К тому же Орлов был меньшевиком, а не большевиком, это обстоятельство не позволило ему сделать карьеру при Советской власти.  Единственное, что предложили большевики своему соратнику, - командовать ростовской помойкой на речке Темерник.   И все же, не смотря на то, что он, по его же словам, не во всем был согласен с Лениным, «дед Орел»  стоял за красных.  Он был симпатичен молодежи и сам нуждался в обществе молодых. Он ратовал за окультуривание пролетариата, за строительство учебных заведений, библиотек, театров и волейбольных площадок. В быту был деспотом, и когда у его супруги обнаружили рак, уверял, что это притворство. И даже, когда она умерла, был убежден, что это произошло от доведенного до крайности притворства, а не в следствии болезни.   
О предках со стороны бабушки  Антонины Иосифовны необходимо сказать отдельно. Той, о ком хоть что-нибудь известно,  наиболее далекой по материнской линии будет уже ее мама, соответственно моя прабабушка, дворянка по происхождению, Антонина Елисеевна.
Где-то в Воронеже или в Царицине, - точно не помню, - она родилась и росла в  в большом доме-усадьбе с  надворными постройками, и, конечно, с конюшней.
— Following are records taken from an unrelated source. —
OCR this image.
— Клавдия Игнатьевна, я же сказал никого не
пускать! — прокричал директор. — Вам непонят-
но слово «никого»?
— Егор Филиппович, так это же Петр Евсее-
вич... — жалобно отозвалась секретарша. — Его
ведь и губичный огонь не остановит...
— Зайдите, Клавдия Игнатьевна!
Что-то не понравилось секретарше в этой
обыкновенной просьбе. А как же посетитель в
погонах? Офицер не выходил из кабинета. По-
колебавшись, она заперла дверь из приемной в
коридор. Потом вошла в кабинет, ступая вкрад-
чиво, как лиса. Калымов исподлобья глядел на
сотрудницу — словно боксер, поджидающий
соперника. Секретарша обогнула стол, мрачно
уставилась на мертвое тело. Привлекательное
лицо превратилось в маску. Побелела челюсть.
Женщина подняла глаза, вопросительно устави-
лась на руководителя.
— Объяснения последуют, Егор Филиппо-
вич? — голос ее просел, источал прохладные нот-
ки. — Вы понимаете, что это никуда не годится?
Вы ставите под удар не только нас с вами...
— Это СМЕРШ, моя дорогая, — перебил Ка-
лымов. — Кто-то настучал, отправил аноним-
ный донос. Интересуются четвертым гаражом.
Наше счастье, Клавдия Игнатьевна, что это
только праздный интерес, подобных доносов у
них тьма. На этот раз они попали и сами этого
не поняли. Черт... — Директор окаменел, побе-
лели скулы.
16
И вот, еще девочкой в конюшне она встретила фантастическое существо, - домового.
У входа,  перед стойлами лошадей, стоял пребольшой ларь с овсом. Когда Тоня вошла к лошадям, ларь был открыт и на краю сидел неведомый зверек.
Сидел, расставив лапки ладошками вверх, и перебрасывал из одной в другую горсть овса.
Увидев девочку,  домовой испугался  подпрыгнул. нырнул прямо в овес, и над овсом взметнулся фонтанчик из зерен.
Тоня тоже  испугалась. На ее крик прибежали конюх, кучер, прочая челядь.  Узнав от барского дитя в чем дело,  принялись искать зверька. Пересыпали весь овес. Но, как и положено домовому, того и след простыл.
Прабабушку выдали замуж совсем молоденькой девушкой за пожилого чиновника высокого ранга, столбового дворянина, (см. картину Ивана Николаевича Крамского «Неравный брак»).
Вскоре он помер.  В богатом наследстве,  отошедшем молодой вдове, была и дача в Крыму с названием «Нора», ( ударение на первый слог: влияние великого Норвежского драматурга Генриха Ибсена).
До того, в летние дни в саду, куда выходили открытые окна кабинета супруга, она забавлялась тем, что  незаметно подкрадывалась меж кустов сирени , и присев под окном, замогильным голосом звала:  «Ва-а-а-ся. Ва-а-а-ся…».  Пока старый муж подходил к окну, что бы увидеть, кто его кличет, молодая  жена-проказница успевала убежать.
- Опять родня умершая меня звала на тот свет - жаловался старик за обедом.